McCain’s victory was a rejection of the status quo. Though George Bush and Al Gore are differentiated ideologically, they both look like two sides of the same coin – silver spoon boarding school boys, Yale and Harvard men, inheritance beneficiaries of political dynasties, establishment candidates tapped by the elites of their respective parties, with all the cash, accoutrements and political spinners to prove it.

In short, they look like Republicrats, a hybrid breed of establishment Republicans and Democrats no longer distinguished by principled character. Thus, “establishment politics” and “principled character” are seen as antithetical. Therein lies the McCain appeal. He is viewed as the anti-establishment pro-character candidate, a warrior who can stand up to Clinton and his protégé.

This is not to suggest Bush and Gore are, by any means, moral equivalents. Mr. Bush’s integrity handily eclipses that of Mr. Gore. It is simply to say that conservative voters are capable of rejecting the status quo because of their disdain for the current GOP establishment. After all, Mr. McCain’s message is just that: Reject “the Washington triangle of big money, lobbyists and legislation….”
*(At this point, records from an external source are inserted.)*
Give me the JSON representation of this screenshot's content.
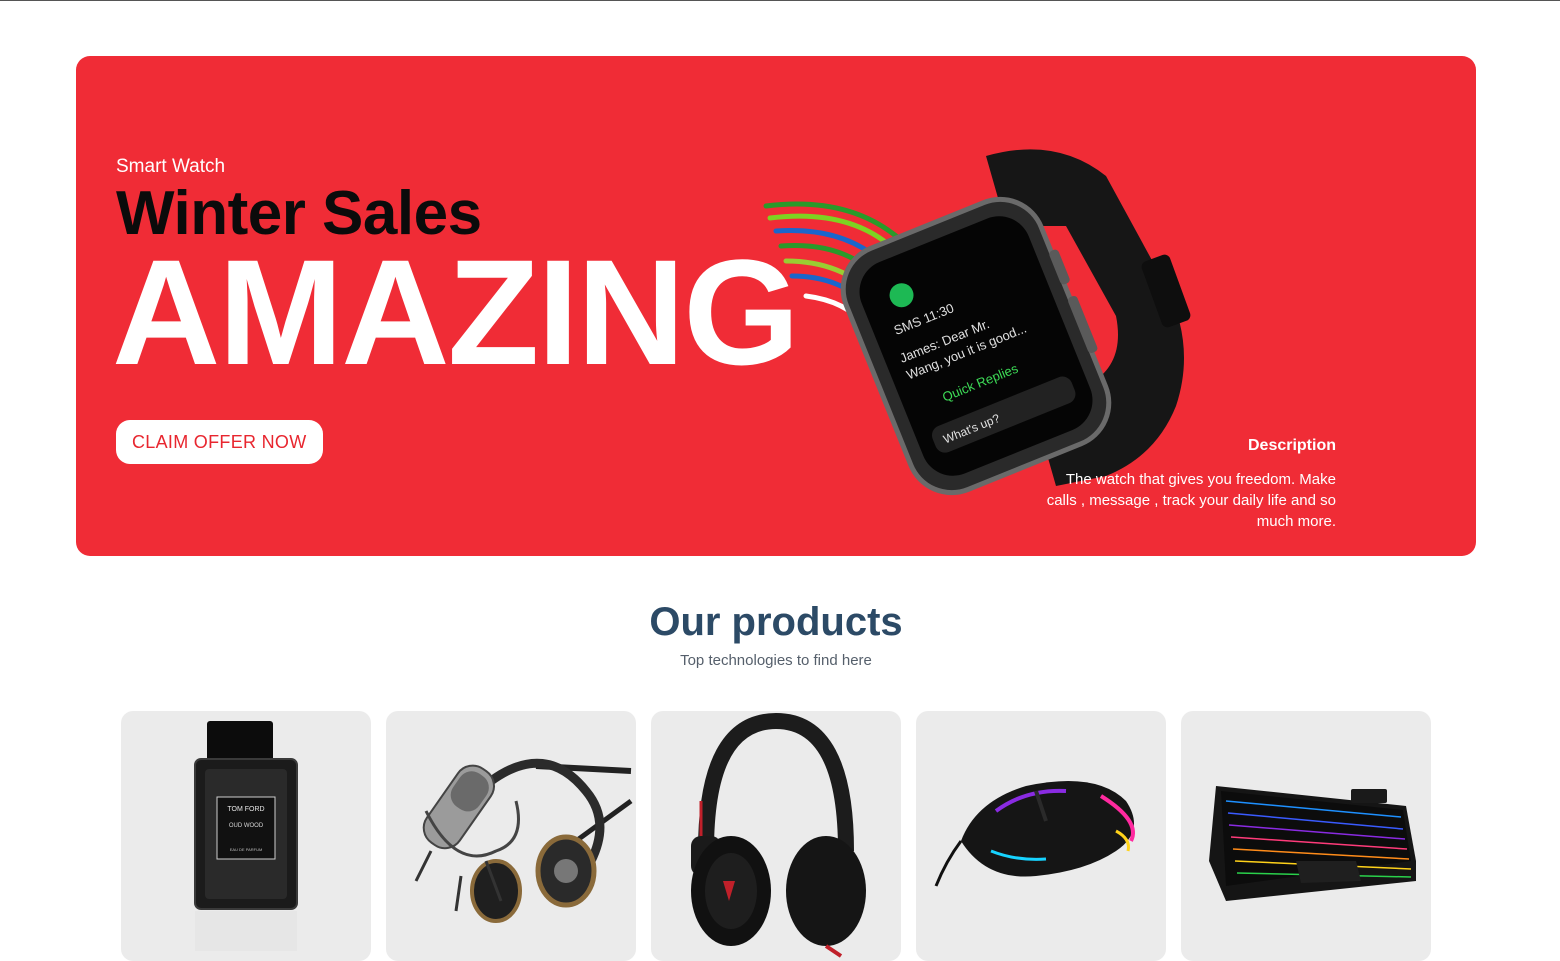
{
  "hero": {
    "subtitle": "Smart Watch",
    "title": "Winter Sales",
    "headline": "AMAZING",
    "cta_label": "CLAIM OFFER NOW",
    "description_title": "Description",
    "description_text": "The watch that gives you freedom. Make calls , message , track your daily life and so much more.",
    "watch_screen": {
      "line1": "SMS 11:30",
      "line2": "James: Dear Mr.",
      "line3": "Wang, you it is good...",
      "quick_replies": "Quick Replies",
      "reply": "What's up?"
    },
    "accent_color": "#f02c36"
  },
  "products_section": {
    "title": "Our products",
    "subtitle": "Top technologies to find here",
    "items": [
      {
        "icon": "perfume-bottle-icon",
        "brand_text": "TOM FORD",
        "name_text": "OUD WOOD",
        "extra_text": "EAU DE PARFUM"
      },
      {
        "icon": "microphone-headphones-icon"
      },
      {
        "icon": "headphones-icon"
      },
      {
        "icon": "gaming-mouse-icon"
      },
      {
        "icon": "gaming-keyboard-icon"
      }
    ]
  }
}
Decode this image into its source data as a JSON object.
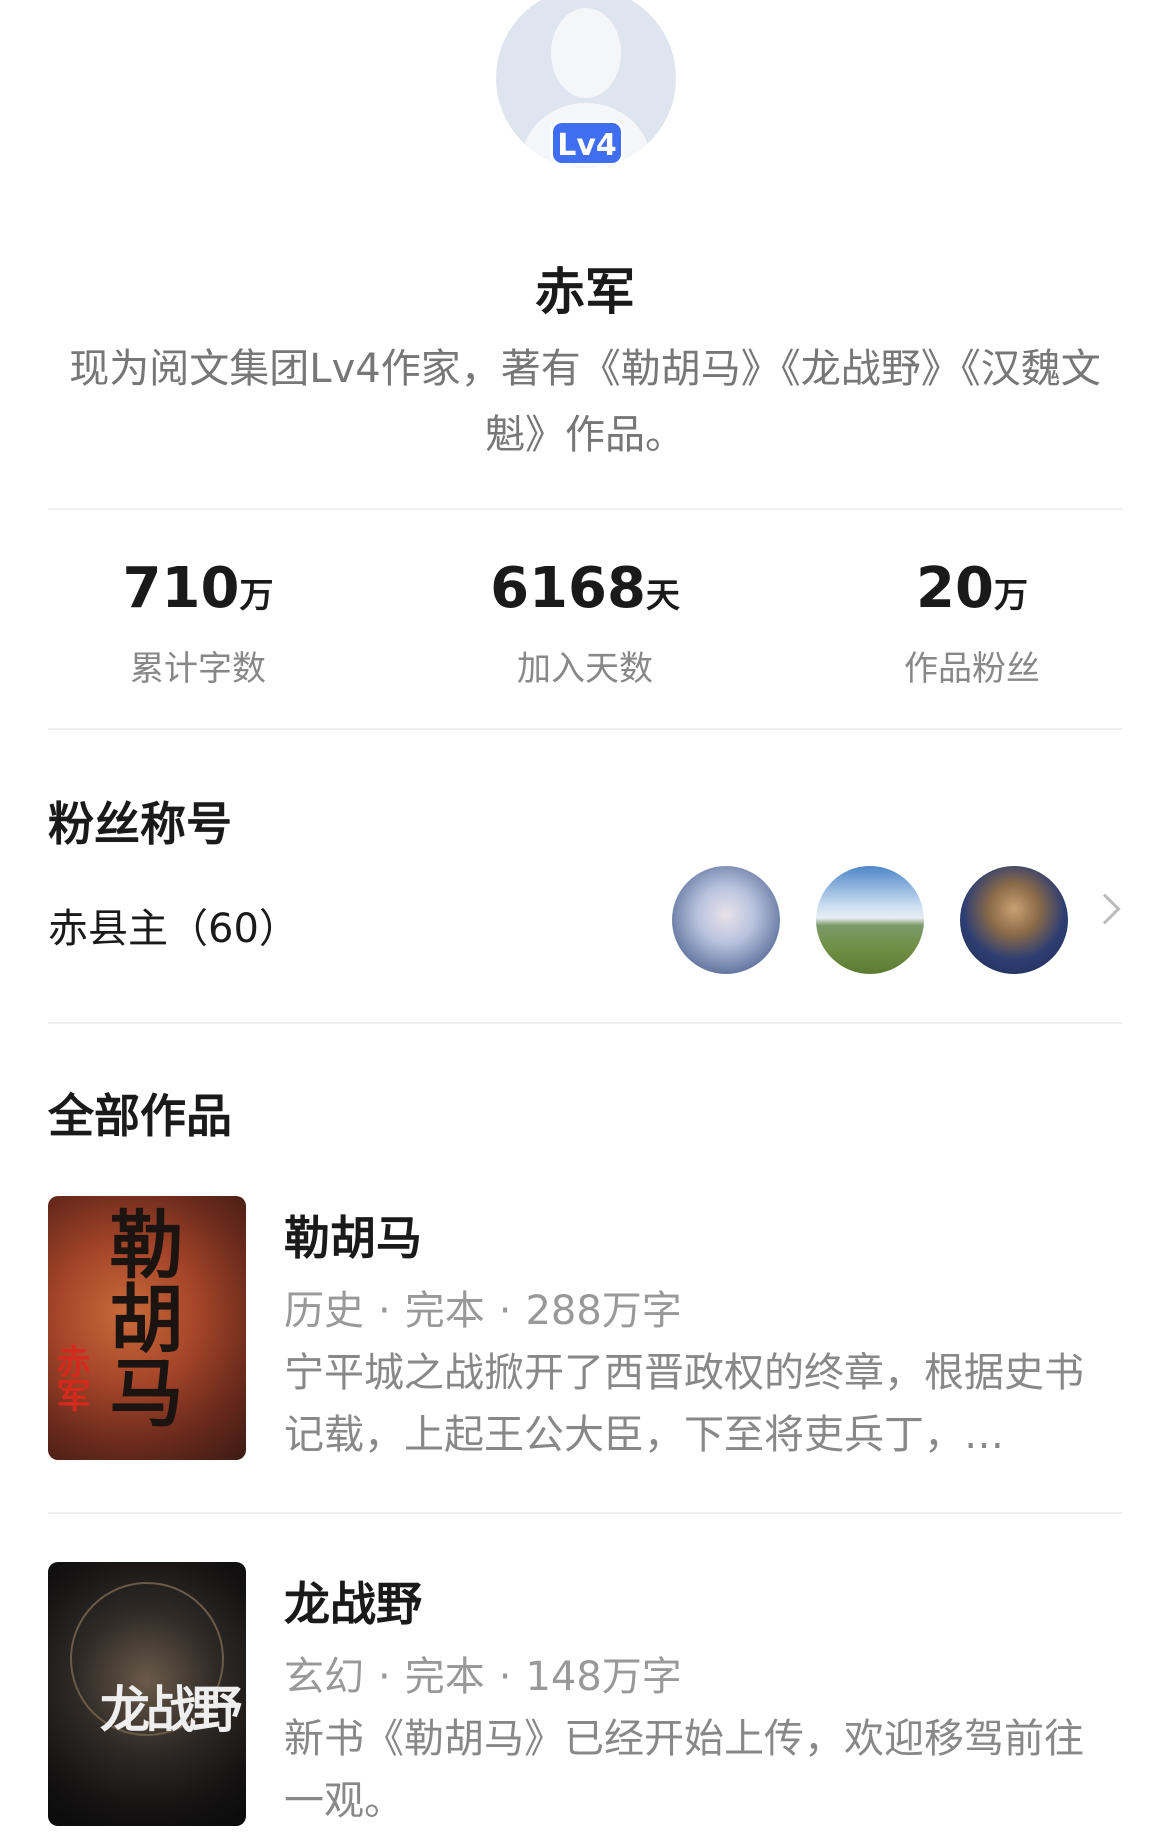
{
  "profile": {
    "level_badge": "Lv4",
    "name": "赤军",
    "intro": "现为阅文集团Lv4作家，著有《勒胡马》《龙战野》《汉魏文魁》作品。"
  },
  "stats": [
    {
      "value": "710",
      "unit": "万",
      "label": "累计字数"
    },
    {
      "value": "6168",
      "unit": "天",
      "label": "加入天数"
    },
    {
      "value": "20",
      "unit": "万",
      "label": "作品粉丝"
    }
  ],
  "fan_title": {
    "heading": "粉丝称号",
    "title_text": "赤县主（60）"
  },
  "works": {
    "heading": "全部作品",
    "items": [
      {
        "title": "勒胡马",
        "genre": "历史",
        "status": "完本",
        "word_count": "288万字",
        "description": "宁平城之战掀开了西晋政权的终章，根据史书记载，上起王公大臣，下至将吏兵丁，…",
        "cover_title": "勒胡马",
        "cover_author": "赤军"
      },
      {
        "title": "龙战野",
        "genre": "玄幻",
        "status": "完本",
        "word_count": "148万字",
        "description": "新书《勒胡马》已经开始上传，欢迎移驾前往一观。",
        "cover_title": "龙战野"
      }
    ]
  }
}
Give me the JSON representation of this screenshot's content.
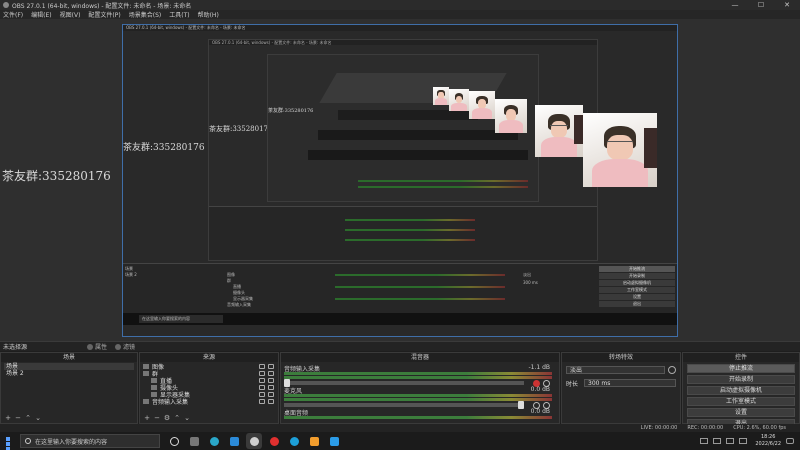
{
  "window": {
    "title": "OBS 27.0.1 (64-bit, windows) - 配置文件: 未命名 - 场景: 未命名"
  },
  "controls_win": {
    "minimize": "—",
    "maximize": "☐",
    "close": "✕"
  },
  "menu": [
    "文件(F)",
    "编辑(E)",
    "视图(V)",
    "配置文件(P)",
    "场景集合(S)",
    "工具(T)",
    "帮助(H)"
  ],
  "preview": {
    "watermark": "茶友群:335280176",
    "nested_title_1": "OBS 27.0.1 (64-bit, windows) - 配置文件: 未命名 - 场景: 未命名",
    "nested_title_2": "OBS 27.0.1 (64-bit, windows) - 配置文件: 未命名 - 场景: 未命名",
    "mini_docks": [
      "场景",
      "来源",
      "混音器",
      "转场特效",
      "控件"
    ],
    "mini_scenes": [
      "场景",
      "场景 2"
    ],
    "mini_sources": [
      "图像",
      "群",
      "直播",
      "摄像头",
      "显示器采集",
      "音频输入采集"
    ],
    "mini_controls": [
      "开始推流",
      "开始录制",
      "启动虚拟摄像机",
      "工作室模式",
      "设置",
      "退出"
    ],
    "mini_search": "在这里输入你要搜索的内容",
    "mini_trans": "淡出",
    "mini_duration": "300 ms"
  },
  "scene_bar": {
    "label": "未选择源",
    "properties": "属性",
    "filters": "滤镜"
  },
  "docks": {
    "scenes": {
      "title": "场景",
      "items": [
        "场景",
        "场景 2"
      ]
    },
    "sources": {
      "title": "来源",
      "items": [
        {
          "name": "图像",
          "indent": 0
        },
        {
          "name": "群",
          "indent": 0
        },
        {
          "name": "直播",
          "indent": 1
        },
        {
          "name": "摄像头",
          "indent": 1
        },
        {
          "name": "显示器采集",
          "indent": 1
        },
        {
          "name": "音频输入采集",
          "indent": 0
        }
      ]
    },
    "mixer": {
      "title": "混音器",
      "channels": [
        {
          "name": "音频输入采集",
          "db": "-1.1 dB"
        },
        {
          "name": "麦克风",
          "db": "0.0 dB"
        },
        {
          "name": "桌面音频",
          "db": "0.0 dB"
        }
      ]
    },
    "transitions": {
      "title": "转场特效",
      "selected": "淡出",
      "duration_label": "时长",
      "duration": "300 ms"
    },
    "controls": {
      "title": "控件",
      "buttons": [
        "停止推流",
        "开始录制",
        "启动虚拟摄像机",
        "工作室模式",
        "设置",
        "退出"
      ]
    }
  },
  "status": {
    "live": "LIVE: 00:00:00",
    "rec": "REC: 00:00:00",
    "cpu": "CPU: 2.6%, 60.00 fps"
  },
  "taskbar": {
    "search_placeholder": "在这里输入你要搜索的内容",
    "time": "18:26",
    "date": "2022/6/22"
  }
}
Republicans in New Hampshire gave McCain a nod the way they did Pat Buchanan in 1996 – who tanked shortly thereafter. They again rejected the anointed establishment guy – and who could blame them after hearing the abysmal response to Mr. Clinton’s diatribe last week by Bill Frist and Susan Collins? But – we cannot overemphasize this point – McCain is no conservative maverick like Buchanan, which is to say, conservative voters are so dissatisfied with establishment Republicans that some number of them will even vote for a candidate like McCain with a very dubious ideological pedigree but perceived to be long on character.

McCain got the message in New Hampshire. To wit, his new mantra: “All of the establishment is against me and I’m proud of it. If you want business as usual, you don’t want me as president.” As for his prospects in South Carolina, a state with a strong military heritage, he can stay afloat there. If he expands his “reform” message to include, say, scrapping the tax code – a far more insidious mechanism of liberal special interests than campaign contributions – and replacing it with a flat or national sales tax, all bets are off.

Alternately, though Mr. Bush is a formidable opponent with coffers full and a well-oiled machine, if he continues to straddle the line in the middle of the road, continues to be perceived as a “kinder, gentler, compassionate conservative” of the “establishment roll-over ” variety, he may again find himself of the “establishment run-over” variety.